How do I make a perfect circle with border-radius?

Use border-radius: 50% on an element whose width and height are equal. The radius is resolved against the box size, so a square becomes a circle. On a non-square element the same 50% produces an ellipse or pill instead.

What does the slash in a border-radius value mean?

The slash separates horizontal radii from vertical radii. Values before the slash set the horizontal radius of each corner and values after it set the vertical radius, which lets you create elliptical corners. Enable the elliptical option in this tool to generate that syntax.

Should I use px, percent, rem or em for border radius?

Use pixels for a fixed visual rounding, rem or em when you want the radius to scale with font size, and percentages when it should flex with the element size.
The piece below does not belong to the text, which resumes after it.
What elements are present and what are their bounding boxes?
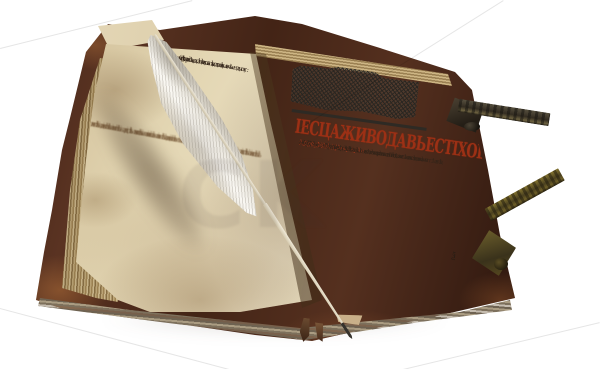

The tool lets you switch units and adjusts the preview and CSS accordingly.

How do I round only the top corners of an element?

Turn off Link all corners, set the top-left and top-right sliders to your chosen radius, and leave the bottom corners at zero. The generator outputs a four-value shorthand such as border-radius: 16px 16px 0px 0px.

Why are my rounded corners not clipping the image inside?

border-radius rounds the element box but does not clip overflowing children on its own. Add overflow: hidden to the rounded parent so an image or background inside it is also clipped to the rounded shape.